Solved – What are the software limitations in all possible subsets selection in regression

model selectionmultivariableregression

If I have a dependent variable and $N$ predictor variables and wanted my stats software to examine all the possible models, there would be $2^N$ possible resulting equations.

I am curious to find out what the limitations are with regard to $N$ for major/popular statistic software since as $N$ gets large there is a combinatorial explosion.

I've poked around the various web pages for packages but not been able to find this information. I would suspect a value of 10 – 20 for $N$?

If anyone knows (and has links) I would be grateful for this information.

Aside from R, Minitab, I can think of these packages SAS, SPPS, Stata, Matlab, Excel(?), any other packages I should consider?

Best Answer

I suspect 30--60 is about the best you'll get. The standard approach is the leaps-and-bounds algorithm which doesn't require fitting every possible model. In $R$, the leaps package is one implementation.
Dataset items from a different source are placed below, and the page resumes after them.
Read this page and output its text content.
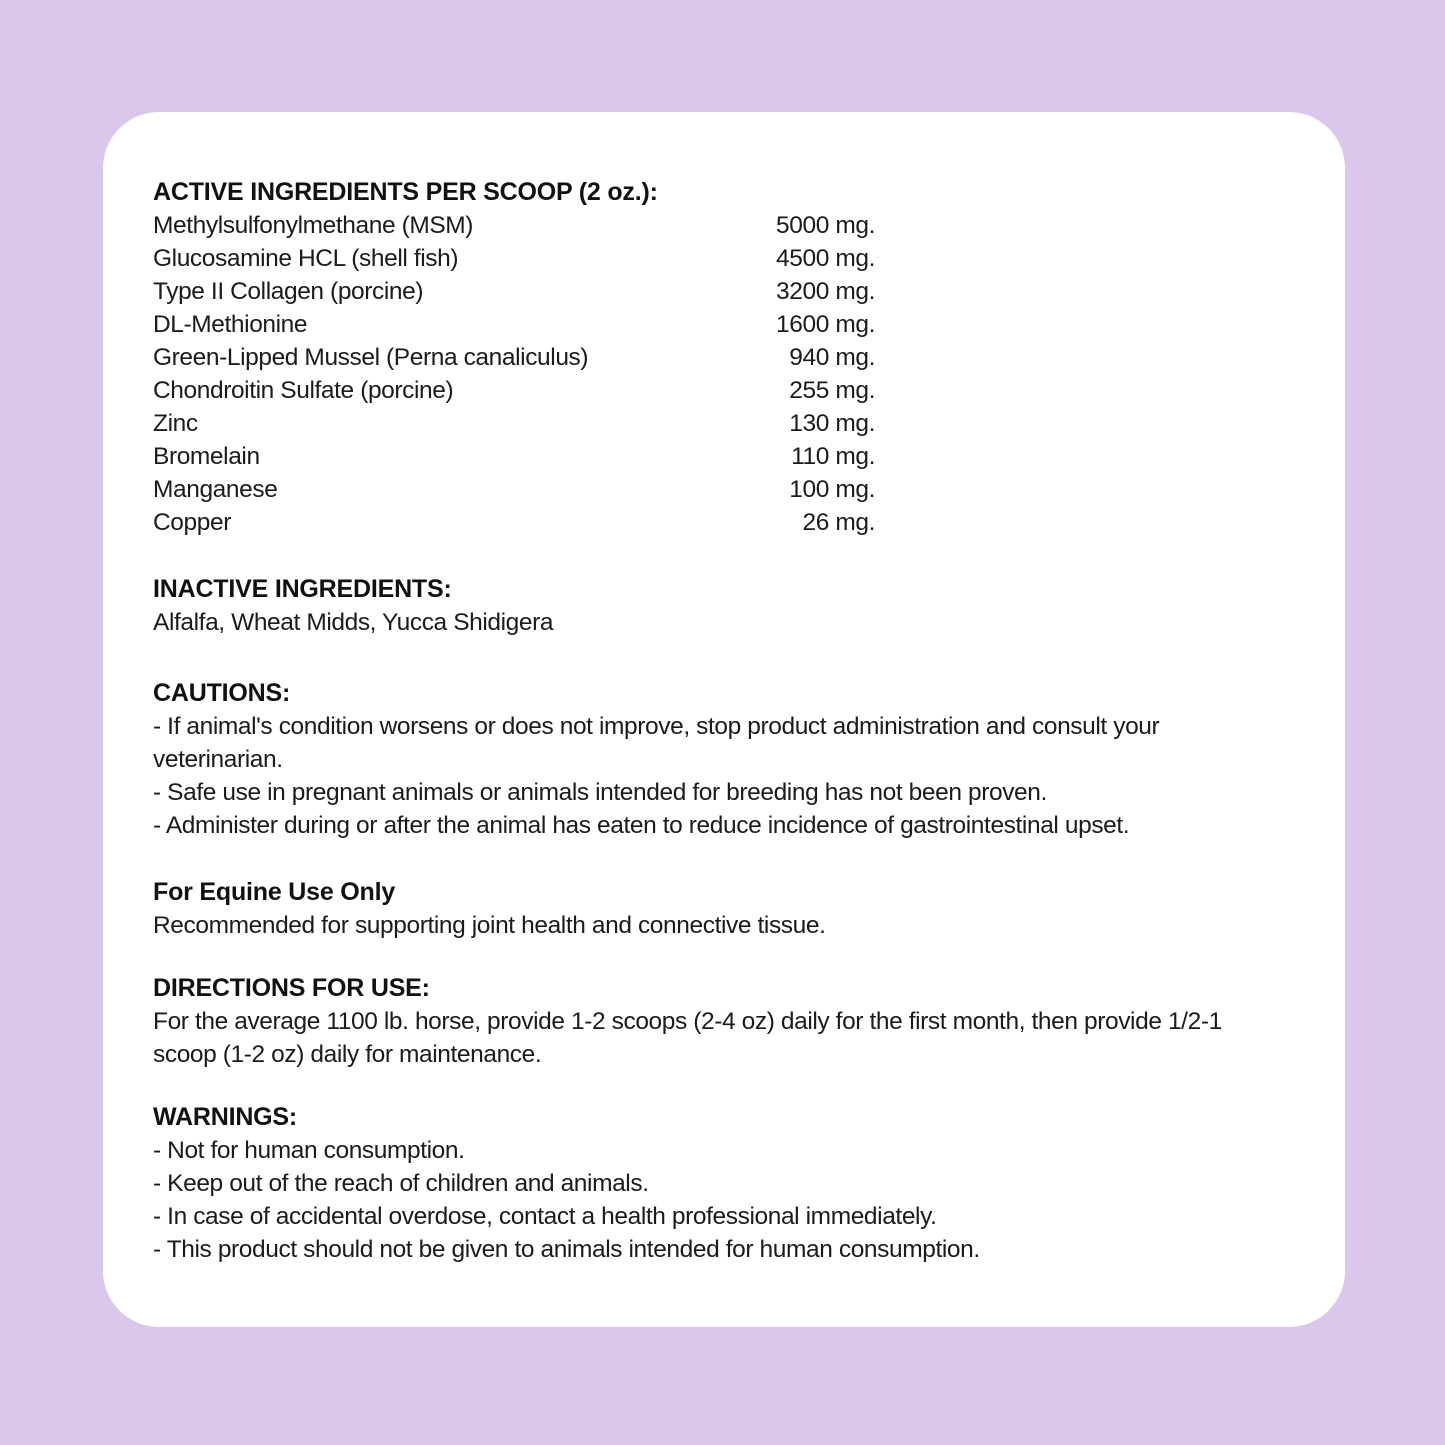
ACTIVE INGREDIENTS PER SCOOP (2 oz.):
Methylsulfonylmethane (MSM)	5000 mg.
Glucosamine HCL (shell fish)	4500 mg.
Type II Collagen (porcine)	3200 mg.
DL-Methionine	1600 mg.
Green-Lipped Mussel (Perna canaliculus)	940 mg.
Chondroitin Sulfate (porcine)	255 mg.
Zinc	130 mg.
Bromelain	110 mg.
Manganese	100 mg.
Copper	26 mg.
INACTIVE INGREDIENTS:

Alfalfa, Wheat Midds, Yucca Shidigera

CAUTIONS:

- If animal's condition worsens or does not improve, stop product administration and consult your veterinarian.

- Safe use in pregnant animals or animals intended for breeding has not been proven.

- Administer during or after the animal has eaten to reduce incidence of gastrointestinal upset.

For Equine Use Only

Recommended for supporting joint health and connective tissue.

DIRECTIONS FOR USE:

For the average 1100 lb. horse, provide 1-2 scoops (2-4 oz) daily for the first month, then provide 1/2-1 scoop (1-2 oz) daily for maintenance.

WARNINGS:

- Not for human consumption.

- Keep out of the reach of children and animals.

- In case of accidental overdose, contact a health professional immediately.

- This product should not be given to animals intended for human consumption.
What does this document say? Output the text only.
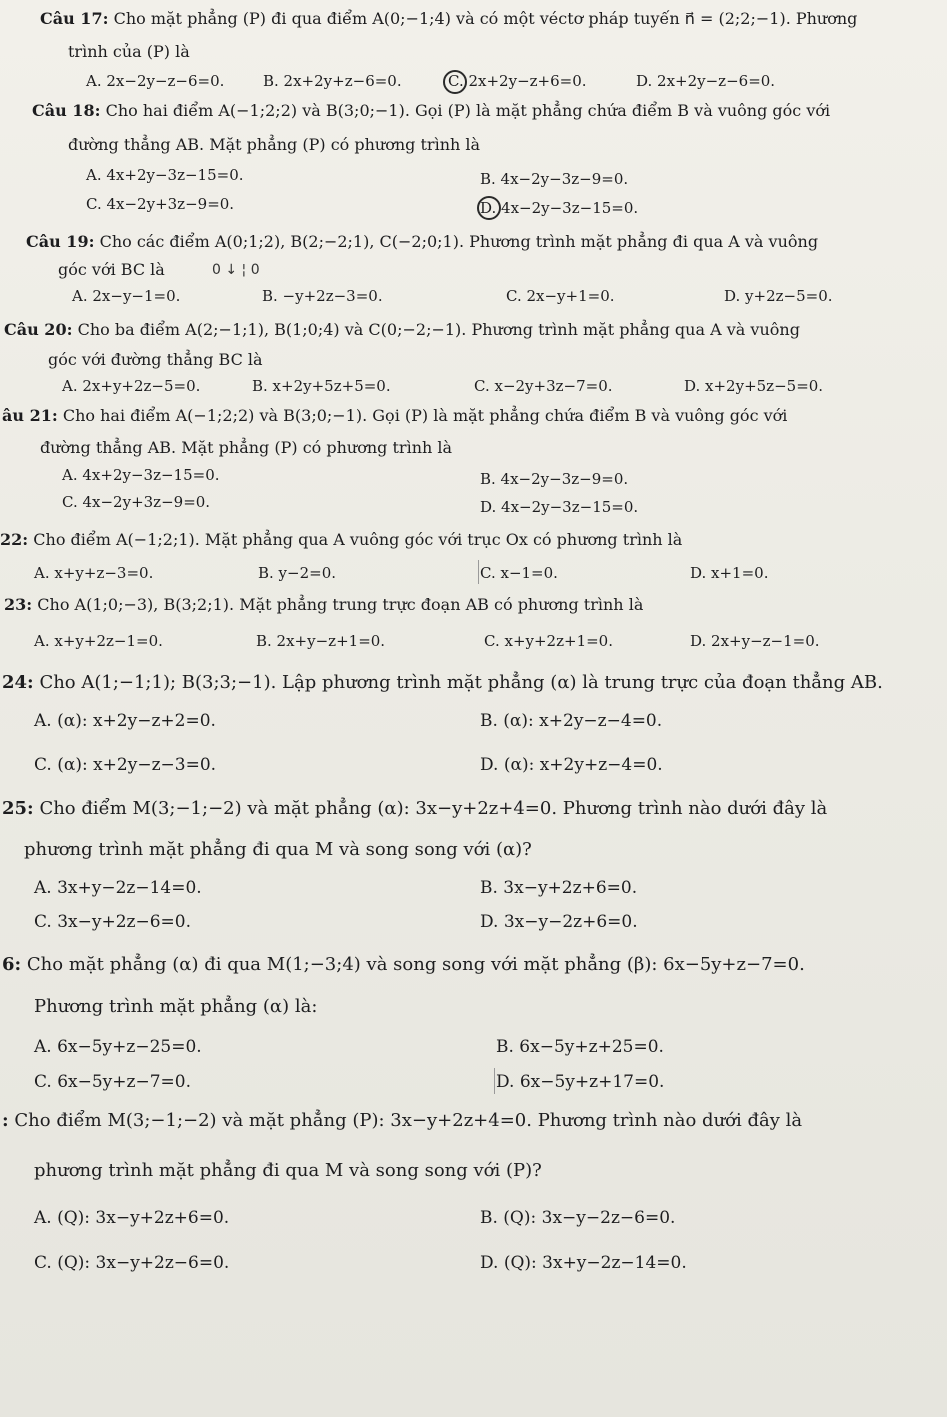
Câu 17: Cho mặt phẳng (P) đi qua điểm A(0;−1;4) và có một véctơ pháp tuyến n⃗ = (2;2;−1). Phương
trình của (P) là
A. 2x−2y−z−6=0.	B. 2x+2y+z−6=0.	C. 2x+2y−z+6=0.	D. 2x+2y−z−6=0.
Câu 18: Cho hai điểm A(−1;2;2) và B(3;0;−1). Gọi (P) là mặt phẳng chứa điểm B và vuông góc với
đường thẳng AB. Mặt phẳng (P) có phương trình là
A. 4x+2y−3z−15=0.	B. 4x−2y−3z−9=0.
C. 4x−2y+3z−9=0.	D. 4x−2y−3z−15=0.
Câu 19: Cho các điểm A(0;1;2), B(2;−2;1), C(−2;0;1). Phương trình mặt phẳng đi qua A và vuông
góc với BC là	0 ↓ ¦ 0
A. 2x−y−1=0.	B. −y+2z−3=0.	C. 2x−y+1=0.	D. y+2z−5=0.
Câu 20: Cho ba điểm A(2;−1;1), B(1;0;4) và C(0;−2;−1). Phương trình mặt phẳng qua A và vuông
góc với đường thẳng BC là
A. 2x+y+2z−5=0.	B. x+2y+5z+5=0.	C. x−2y+3z−7=0.	D. x+2y+5z−5=0.
âu 21: Cho hai điểm A(−1;2;2) và B(3;0;−1). Gọi (P) là mặt phẳng chứa điểm B và vuông góc với
đường thẳng AB. Mặt phẳng (P) có phương trình là
A. 4x+2y−3z−15=0.	B. 4x−2y−3z−9=0.
C. 4x−2y+3z−9=0.	D. 4x−2y−3z−15=0.
22: Cho điểm A(−1;2;1). Mặt phẳng qua A vuông góc với trục Ox có phương trình là
A. x+y+z−3=0.	B. y−2=0.	C. x−1=0.	D. x+1=0.
23: Cho A(1;0;−3), B(3;2;1). Mặt phẳng trung trực đoạn AB có phương trình là
A. x+y+2z−1=0.	B. 2x+y−z+1=0.	C. x+y+2z+1=0.	D. 2x+y−z−1=0.
24: Cho A(1;−1;1); B(3;3;−1). Lập phương trình mặt phẳng (α) là trung trực của đoạn thẳng AB.
A. (α): x+2y−z+2=0.	B. (α): x+2y−z−4=0.
C. (α): x+2y−z−3=0.	D. (α): x+2y+z−4=0.
25: Cho điểm M(3;−1;−2) và mặt phẳng (α): 3x−y+2z+4=0. Phương trình nào dưới đây là
phương trình mặt phẳng đi qua M và song song với (α)?
A. 3x+y−2z−14=0.	B. 3x−y+2z+6=0.
C. 3x−y+2z−6=0.	D. 3x−y−2z+6=0.
6: Cho mặt phẳng (α) đi qua M(1;−3;4) và song song với mặt phẳng (β): 6x−5y+z−7=0.
Phương trình mặt phẳng (α) là:
A. 6x−5y+z−25=0.	B. 6x−5y+z+25=0.
C. 6x−5y+z−7=0.	D. 6x−5y+z+17=0.
: Cho điểm M(3;−1;−2) và mặt phẳng (P): 3x−y+2z+4=0. Phương trình nào dưới đây là
phương trình mặt phẳng đi qua M và song song với (P)?
A. (Q): 3x−y+2z+6=0.	B. (Q): 3x−y−2z−6=0.
C. (Q): 3x−y+2z−6=0.	D. (Q): 3x+y−2z−14=0.
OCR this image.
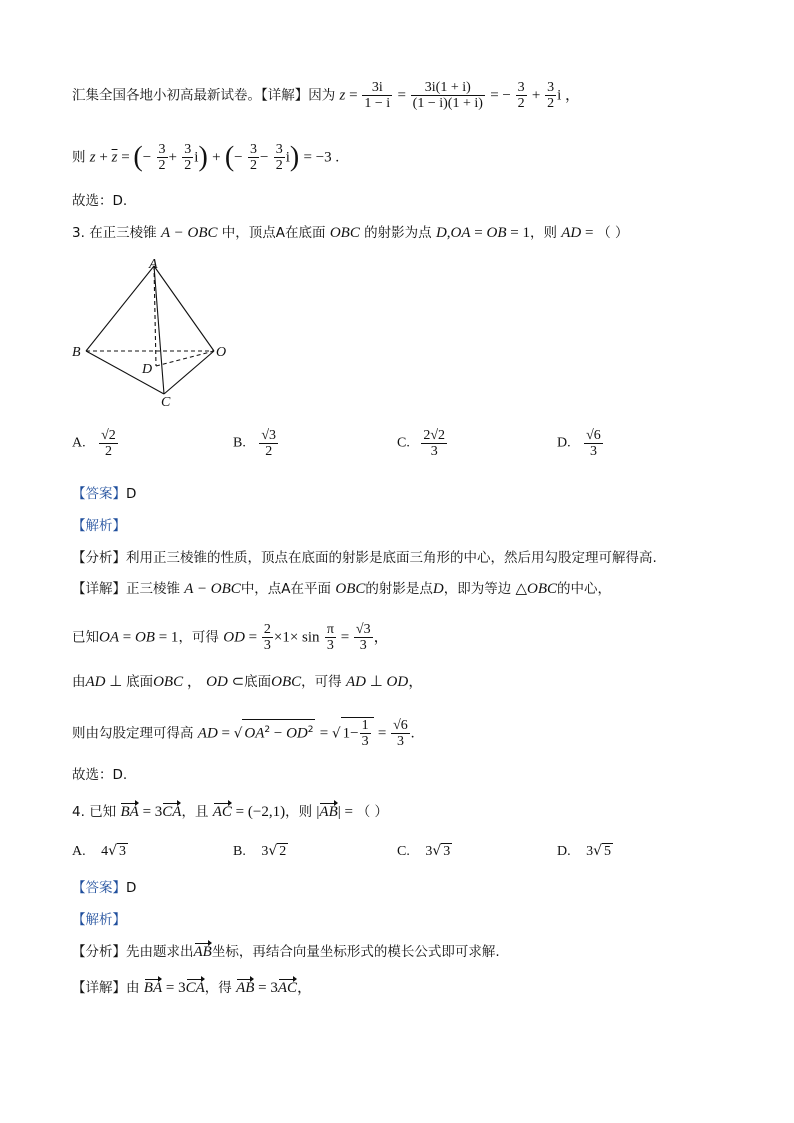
汇集全国各地小初高最新试卷。【详解】因为 $z = \frac{3i}{1 - i} = \frac{3i(1 + i)}{(1 - i)(1 + i)}$ = − $\frac{3}{2} + \frac{3}{2}$ i ，
则 $z + \overline{z}$ = (− $\frac{3}{2} + \frac{3}{2} i$) + (− $\frac{3}{2} - \frac{3}{2} i) = -3$ .
故选：D.
3. 在正三棱锥 A − OBC 中，顶点A在底面 OBC 的射影为点 D,OA = OB = 1，则 AD = （ ）
A
B	O
D
C
A. $\frac{√2}{2}$	B. $\frac{√3}{2}$	C. $\frac{2√2}{3}$	D. $\frac{√6}{3}$
【答案】D
【解析】
【分析】利用正三棱锥的性质，顶点在底面的射影是底面三角形的中心，然后用勾股定理可解得高.
【详解】正三棱锥 A − OBC中，点A在平面 OBC的射影是点D，即为等边 △OBC的中心，
已知OA = OB = 1，可得 OD = $\frac{2}{3} \times 1\times \sin \frac{\pi}{3} = \frac{√3}{3}$ ，
由AD ⊥ 底面OBC ， OD ⊂底面OBC，可得 AD ⊥ OD，
则由勾股定理可得高 AD = √ $OA^2 - OD^2$ = √ $1- \frac{1}{3} = \frac{√6}{3}$ .
故选：D.
4. 已知 BA = 3CA，且 AC = (−2,1)，则 |AB| = （ ）
A. 4√ 3	B. 3√ 2	C. 3√ 3	D. 3√ 5
【答案】D
【解析】
【分析】先由题求出AB坐标，再结合向量坐标形式的模长公式即可求解.
【详解】由 BA = 3CA，得 AB = 3AC，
The documentation for the regsubsets function in the leaps package states that it will handle up to 50 variables without complaining. It can be "forced" to do more than 50 by setting the appropriate boolean flag.

You might do a bit better with some parallelization technique, but the number of total models you can consider will (almost undoubtedly) only scale linearly with the number of CPU cores available to you. So, if 50 variables is the upper limit for a single core, and you have 1000 cores at your disposal, you could bump that to about 60 variables.